Motivation

The problem

As a systems integrator I found that the increasing presence of object-oriented systems requiring well structured data meant that I was constantly writing integration code to transform raw output into a suitable format for these systems - which quite often was the XML format.

I also found that seasoned application developers tended to dislike writing code for handling this kind of integration issue as it often detracted from their primary focus of pure applications development.

The immediate solution

To transform raw data into XML format I found myself writing specific and custom shell scripts, awk scripts, Java stream readers, etc all of which is easy to do but introduces new issues e.g. the script must be packaged within the application, it must be maintained and version controlled in the source base, it may also have its own set of dependencies, time must be set aside to write and test the script, etc, etc.
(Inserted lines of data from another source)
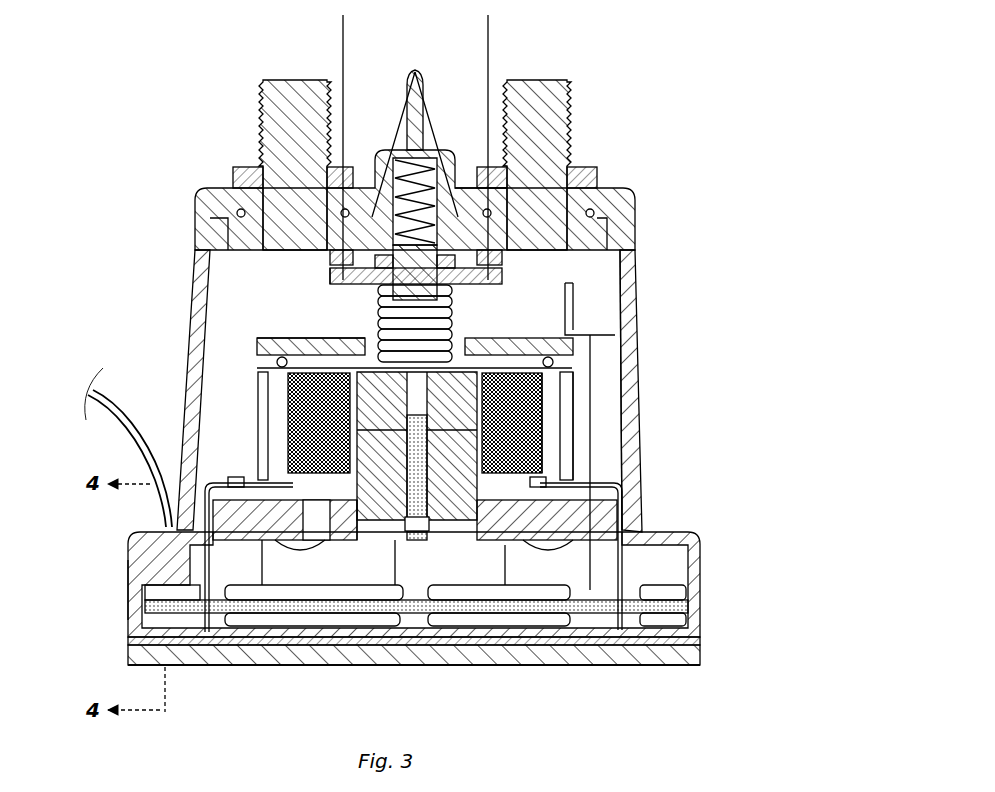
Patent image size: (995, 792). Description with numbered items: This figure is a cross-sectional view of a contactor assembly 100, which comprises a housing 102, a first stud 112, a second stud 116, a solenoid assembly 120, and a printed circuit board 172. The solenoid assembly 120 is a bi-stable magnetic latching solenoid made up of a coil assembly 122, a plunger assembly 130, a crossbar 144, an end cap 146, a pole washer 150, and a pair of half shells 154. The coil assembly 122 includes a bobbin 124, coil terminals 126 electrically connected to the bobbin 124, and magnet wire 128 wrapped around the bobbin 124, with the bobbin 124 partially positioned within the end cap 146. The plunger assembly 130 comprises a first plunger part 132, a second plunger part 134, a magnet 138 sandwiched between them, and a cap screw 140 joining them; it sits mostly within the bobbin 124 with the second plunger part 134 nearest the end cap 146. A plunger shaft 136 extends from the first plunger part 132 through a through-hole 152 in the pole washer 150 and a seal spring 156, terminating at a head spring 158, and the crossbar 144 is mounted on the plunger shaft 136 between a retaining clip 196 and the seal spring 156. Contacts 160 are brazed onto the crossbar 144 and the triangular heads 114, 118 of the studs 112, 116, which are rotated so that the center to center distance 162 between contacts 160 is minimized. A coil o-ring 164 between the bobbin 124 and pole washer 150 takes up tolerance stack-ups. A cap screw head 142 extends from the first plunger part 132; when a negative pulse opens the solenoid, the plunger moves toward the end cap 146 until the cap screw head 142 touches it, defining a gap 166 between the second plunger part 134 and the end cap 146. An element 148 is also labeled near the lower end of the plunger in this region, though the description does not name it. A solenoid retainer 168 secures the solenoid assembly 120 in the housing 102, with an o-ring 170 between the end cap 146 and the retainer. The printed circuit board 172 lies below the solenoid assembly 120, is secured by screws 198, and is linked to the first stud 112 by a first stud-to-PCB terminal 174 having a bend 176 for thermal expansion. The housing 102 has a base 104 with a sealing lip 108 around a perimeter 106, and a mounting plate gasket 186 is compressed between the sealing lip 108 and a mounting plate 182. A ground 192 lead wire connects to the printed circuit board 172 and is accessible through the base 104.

The contactor assembly 100 is at (165, 125).
The housing 102 is at (616, 188).
The base 104 is at (700, 545).
The perimeter 106 is at (128, 590).
The sealing lip 108 is at (128, 652).
The first stud 112 is at (545, 78).
The triangular head 114 is at (608, 230).
The second stud 116 is at (297, 78).
The triangular head 118 is at (222, 210).
The solenoid assembly 120 is at (603, 363).
The coil assembly 122 is at (545, 428).
The bobbin 124 is at (574, 380).
The coil terminals 126 is at (190, 540).
The magnet wire 128 is at (545, 400).
The plunger assembly 130 is at (352, 320).
The first plunger part 132 is at (322, 337).
The second plunger part 134 is at (333, 505).
The plunger shaft 136 is at (380, 255).
The magnet 138 is at (370, 395).
The cap screw 140 is at (435, 520).
The cap screw head 142 is at (427, 532).
The crossbar 144 is at (566, 284).
The end cap 146 is at (505, 546).
The plunger tip 148 is at (416, 534).
The pole washer 150 is at (268, 340).
The through-hole 152 is at (584, 336).
The half shells 154 is at (288, 430).
The seal spring 156 is at (455, 318).
The head spring 158 is at (450, 255).
The contacts 160 is at (330, 278).
The center to center distance 162 is at (487, 37).
The coil o-ring 164 is at (262, 362).
The gap 166 is at (360, 524).
The solenoid retainer 168 is at (208, 505).
The o-ring 170 is at (612, 485).
The printed circuit board 172 is at (688, 606).
The first stud-to-PCB terminal 174 is at (592, 452).
The bend 176 is at (566, 614).
The mounting plate 182 is at (665, 662).
The mounting plate gasket 186 is at (700, 640).
The ground 192 is at (128, 425).
The retaining clip 196 is at (472, 200).
The screws 198 is at (275, 627).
This immediate solution would often start off using just a small amount of code and quickly grow rather hairy turning into several hundred lines of hacked style coding whose implementation was limited by design to specific customer requirements.

The immediate solution is fine as a one-off, however because I found the frequency of doing such integration work is steadily increasing I now consider the immediate solution as a bit of a concern.

Other alternatives

Searching through the web in 2008 I found three significant efforts to address this problem:

  • The libexpat and libxml APIs

    These are sophisticated and API rich software libraries that cater for most if not all XML transformations. My experiences with libexpat and libxml so far have been:

    • They are powerful and can sometimes get a little complex.
    • They require a sound working knowledge of XML concepts.
    • They require you to write a C program and link into it.
    • They may not be installed or available on the target host.
    • They have allowed the development of interesting tools like xmlgawk and perl's XML parser.

  • Java XML processors

    A myriad of mostly heavyweight choices are available, but going down this path requires you to lug and load a JVM, or at least make it a dependency - which may not be practical.

  • The Un*x XML concept

    This concept is also motivated from the problem I mentioned above. The idea is that all Un*x commands are XML aware and can pipe in and out XML formatted data.
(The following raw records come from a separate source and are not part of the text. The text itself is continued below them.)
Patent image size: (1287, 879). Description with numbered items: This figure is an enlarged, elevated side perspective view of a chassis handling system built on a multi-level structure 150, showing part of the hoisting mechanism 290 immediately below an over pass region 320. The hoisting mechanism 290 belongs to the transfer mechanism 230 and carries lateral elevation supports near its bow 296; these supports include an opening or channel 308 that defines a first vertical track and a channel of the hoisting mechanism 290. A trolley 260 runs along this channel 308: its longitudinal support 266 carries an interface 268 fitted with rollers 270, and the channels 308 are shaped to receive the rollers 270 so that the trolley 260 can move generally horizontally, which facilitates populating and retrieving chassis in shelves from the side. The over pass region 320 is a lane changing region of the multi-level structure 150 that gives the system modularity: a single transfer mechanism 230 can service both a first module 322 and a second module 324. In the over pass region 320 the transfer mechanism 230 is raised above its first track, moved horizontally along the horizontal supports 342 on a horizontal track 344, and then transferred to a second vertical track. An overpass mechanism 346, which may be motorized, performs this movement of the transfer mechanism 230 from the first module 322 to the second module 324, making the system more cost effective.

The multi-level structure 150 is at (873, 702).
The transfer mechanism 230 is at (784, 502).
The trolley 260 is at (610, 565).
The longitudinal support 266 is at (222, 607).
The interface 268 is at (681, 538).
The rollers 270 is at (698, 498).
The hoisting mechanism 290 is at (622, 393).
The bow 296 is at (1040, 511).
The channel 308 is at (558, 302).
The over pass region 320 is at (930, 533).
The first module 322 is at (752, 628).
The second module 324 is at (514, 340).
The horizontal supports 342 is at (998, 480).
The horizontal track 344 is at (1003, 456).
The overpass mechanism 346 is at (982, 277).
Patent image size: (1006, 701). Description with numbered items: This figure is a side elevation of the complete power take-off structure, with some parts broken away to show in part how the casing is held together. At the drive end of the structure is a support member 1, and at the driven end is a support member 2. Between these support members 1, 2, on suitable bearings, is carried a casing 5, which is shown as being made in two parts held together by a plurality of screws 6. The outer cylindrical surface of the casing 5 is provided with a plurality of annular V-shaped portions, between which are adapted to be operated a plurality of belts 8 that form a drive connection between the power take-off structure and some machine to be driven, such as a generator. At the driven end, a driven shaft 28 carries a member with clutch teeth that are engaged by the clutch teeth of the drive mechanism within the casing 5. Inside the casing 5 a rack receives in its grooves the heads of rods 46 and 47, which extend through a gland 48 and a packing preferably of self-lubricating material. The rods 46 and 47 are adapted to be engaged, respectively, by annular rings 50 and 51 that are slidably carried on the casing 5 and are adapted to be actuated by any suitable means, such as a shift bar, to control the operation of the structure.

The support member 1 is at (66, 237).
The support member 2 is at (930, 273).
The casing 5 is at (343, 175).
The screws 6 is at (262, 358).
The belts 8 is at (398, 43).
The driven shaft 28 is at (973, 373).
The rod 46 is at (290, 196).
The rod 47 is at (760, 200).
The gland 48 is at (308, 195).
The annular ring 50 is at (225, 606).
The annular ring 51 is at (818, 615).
    This is a very ambitious task. Sun Microsystems have sort of done something similar with it's new Java managed operating system and Apple have some MacOSX shell commands that can handle XML data very well, however the challenges are many and remain quite difficult e.g. you will require a standards body to define the big Un*x schema.

Unfortunately these alternatives were not going to solve the above problem the way I wanted.

The xmlfy idea is born!

I wanted something lightweight and flexible that would have the minimum amount of dependencies and would also work on as many platforms as possible without the need for customisations.
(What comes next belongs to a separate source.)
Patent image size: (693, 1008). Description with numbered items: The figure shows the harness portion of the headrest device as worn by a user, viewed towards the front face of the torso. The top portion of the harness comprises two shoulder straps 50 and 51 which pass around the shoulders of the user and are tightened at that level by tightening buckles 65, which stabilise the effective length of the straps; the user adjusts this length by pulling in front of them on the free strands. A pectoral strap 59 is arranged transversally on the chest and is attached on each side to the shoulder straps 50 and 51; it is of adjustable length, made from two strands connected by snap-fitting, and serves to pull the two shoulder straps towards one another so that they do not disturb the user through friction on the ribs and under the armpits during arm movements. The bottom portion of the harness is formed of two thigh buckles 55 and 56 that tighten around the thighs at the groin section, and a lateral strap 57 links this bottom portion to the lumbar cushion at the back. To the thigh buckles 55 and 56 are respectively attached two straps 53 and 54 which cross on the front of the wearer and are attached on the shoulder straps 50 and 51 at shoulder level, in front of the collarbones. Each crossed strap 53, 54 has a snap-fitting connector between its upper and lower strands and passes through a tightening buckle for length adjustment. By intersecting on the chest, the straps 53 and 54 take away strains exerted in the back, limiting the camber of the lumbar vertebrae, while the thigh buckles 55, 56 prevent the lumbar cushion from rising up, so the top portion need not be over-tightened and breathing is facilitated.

I wanted something to put an end to writing those shell scripts, awk scripts, etc for this purpose but still have the flexibility to adapt for differing requirements.

I only wanted something that mainly worked one way (unformatted text to XML format), I wanted to keep the code base portable, and I wanted something that was easy to adopt, use, and produce consistent outcomes across new, old, and different platforms.

Essentially, I just wanted to XML-fy my data quickly, easily and reliably.